PH9.4 | PH9.4 | Vaccine Pharmacology — SDL Guide — Summary & Reflection

KEY TAKEAWAYS

Vaccines produce active immunity through antigen exposure without disease; passive immunity (immunoglobulin) is immediate but temporary. Vaccine types: live attenuated (BCG, OPV, MMR, varicella, yellow fever — strongest immunity, absolutely contraindicated in immunocompromised patients); inactivated/killed (IPV, hepatitis A, whole-cell pertussis — safe in immunocompromised, require boosters); subunit (hepatitis B rHBsAg, acellular pertussis — safe, need adjuvants); toxoids (tetanus, diphtheria — target inactivated exotoxin; booster every 10 years); conjugate (Hib, PCV, meningococcal — polysaccharide + protein converts T-independent to T-dependent response, enabling infant immunisation); recombinant vector (ChAdOx1 COVID-19; rare VITT adverse event with adenoviral vectors); mRNA (BNT162b2, mRNA-1273 — no live organism, transient mRNA, rare myocarditis in young males).

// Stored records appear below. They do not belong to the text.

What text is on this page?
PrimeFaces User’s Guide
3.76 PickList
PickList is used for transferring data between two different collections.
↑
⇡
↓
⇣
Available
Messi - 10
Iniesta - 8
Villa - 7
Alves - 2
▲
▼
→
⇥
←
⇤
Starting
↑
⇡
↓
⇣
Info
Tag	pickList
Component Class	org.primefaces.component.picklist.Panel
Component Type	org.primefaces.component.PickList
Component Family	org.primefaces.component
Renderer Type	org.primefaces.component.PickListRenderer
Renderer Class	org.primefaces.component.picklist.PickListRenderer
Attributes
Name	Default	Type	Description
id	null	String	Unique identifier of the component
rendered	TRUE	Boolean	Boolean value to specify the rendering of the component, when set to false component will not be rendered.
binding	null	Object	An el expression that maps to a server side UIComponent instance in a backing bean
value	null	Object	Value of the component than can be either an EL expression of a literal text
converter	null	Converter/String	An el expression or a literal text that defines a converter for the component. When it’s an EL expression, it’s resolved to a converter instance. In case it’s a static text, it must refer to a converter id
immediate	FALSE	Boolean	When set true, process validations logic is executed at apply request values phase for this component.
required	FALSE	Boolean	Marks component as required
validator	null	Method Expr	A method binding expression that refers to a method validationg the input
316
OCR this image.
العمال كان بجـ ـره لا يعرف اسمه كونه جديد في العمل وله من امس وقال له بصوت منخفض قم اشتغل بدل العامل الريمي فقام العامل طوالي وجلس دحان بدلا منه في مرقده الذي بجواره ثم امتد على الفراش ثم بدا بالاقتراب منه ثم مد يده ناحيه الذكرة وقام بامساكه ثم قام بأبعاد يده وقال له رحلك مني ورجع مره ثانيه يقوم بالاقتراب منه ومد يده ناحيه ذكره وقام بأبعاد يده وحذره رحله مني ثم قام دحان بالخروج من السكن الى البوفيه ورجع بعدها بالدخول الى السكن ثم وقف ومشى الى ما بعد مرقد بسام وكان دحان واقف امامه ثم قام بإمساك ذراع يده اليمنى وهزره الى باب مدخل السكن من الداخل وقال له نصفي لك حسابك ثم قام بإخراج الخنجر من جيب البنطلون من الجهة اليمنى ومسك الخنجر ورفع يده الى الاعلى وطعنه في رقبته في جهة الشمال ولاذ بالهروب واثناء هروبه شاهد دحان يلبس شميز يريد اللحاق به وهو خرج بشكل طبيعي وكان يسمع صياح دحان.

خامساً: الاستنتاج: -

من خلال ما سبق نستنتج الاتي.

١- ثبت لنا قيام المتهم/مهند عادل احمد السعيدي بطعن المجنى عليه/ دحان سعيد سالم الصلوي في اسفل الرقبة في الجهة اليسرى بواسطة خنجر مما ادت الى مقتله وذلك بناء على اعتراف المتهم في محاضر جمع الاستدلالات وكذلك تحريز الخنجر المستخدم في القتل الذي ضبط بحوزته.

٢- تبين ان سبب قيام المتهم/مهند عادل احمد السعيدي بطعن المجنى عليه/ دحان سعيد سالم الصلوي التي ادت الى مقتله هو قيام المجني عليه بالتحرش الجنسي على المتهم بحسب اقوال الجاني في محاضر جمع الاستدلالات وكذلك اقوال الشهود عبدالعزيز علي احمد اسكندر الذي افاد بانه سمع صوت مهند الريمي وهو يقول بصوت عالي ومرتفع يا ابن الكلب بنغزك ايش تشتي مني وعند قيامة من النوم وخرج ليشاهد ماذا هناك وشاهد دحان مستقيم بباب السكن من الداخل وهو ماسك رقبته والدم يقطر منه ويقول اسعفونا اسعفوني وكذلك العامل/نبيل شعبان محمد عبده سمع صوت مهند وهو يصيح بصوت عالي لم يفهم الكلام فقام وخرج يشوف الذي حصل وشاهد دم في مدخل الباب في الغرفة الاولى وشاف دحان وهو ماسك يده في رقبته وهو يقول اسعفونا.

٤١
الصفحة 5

Cold chain: most vaccines +2°C to +8°C; some live vaccines -20°C; freeze-sensitive vaccines destroyed by freezing. Live vaccines: 4 weeks before starting immunosuppression. Hepatitis B vaccine is recombinant subunit — NOT live, cannot cause hepatitis B.

REFLECT

Think about a patient you might encounter who refuses to vaccinate their child because they 'read online that vaccines cause autism.' What do you know now about vaccine pharmacology — the mechanisms, the evidence, the classification — that would help you have an evidence-based conversation with this family? How would you address the specific fear about MMR and autism? Separately, if you were to design a vaccination catch-up schedule for an adult patient about to start infliximab for Crohn's disease, which vaccines would you prioritise, and which would you categorically avoid? Reflect on how this module connects to the immunomodulators module and why that connection matters clinically.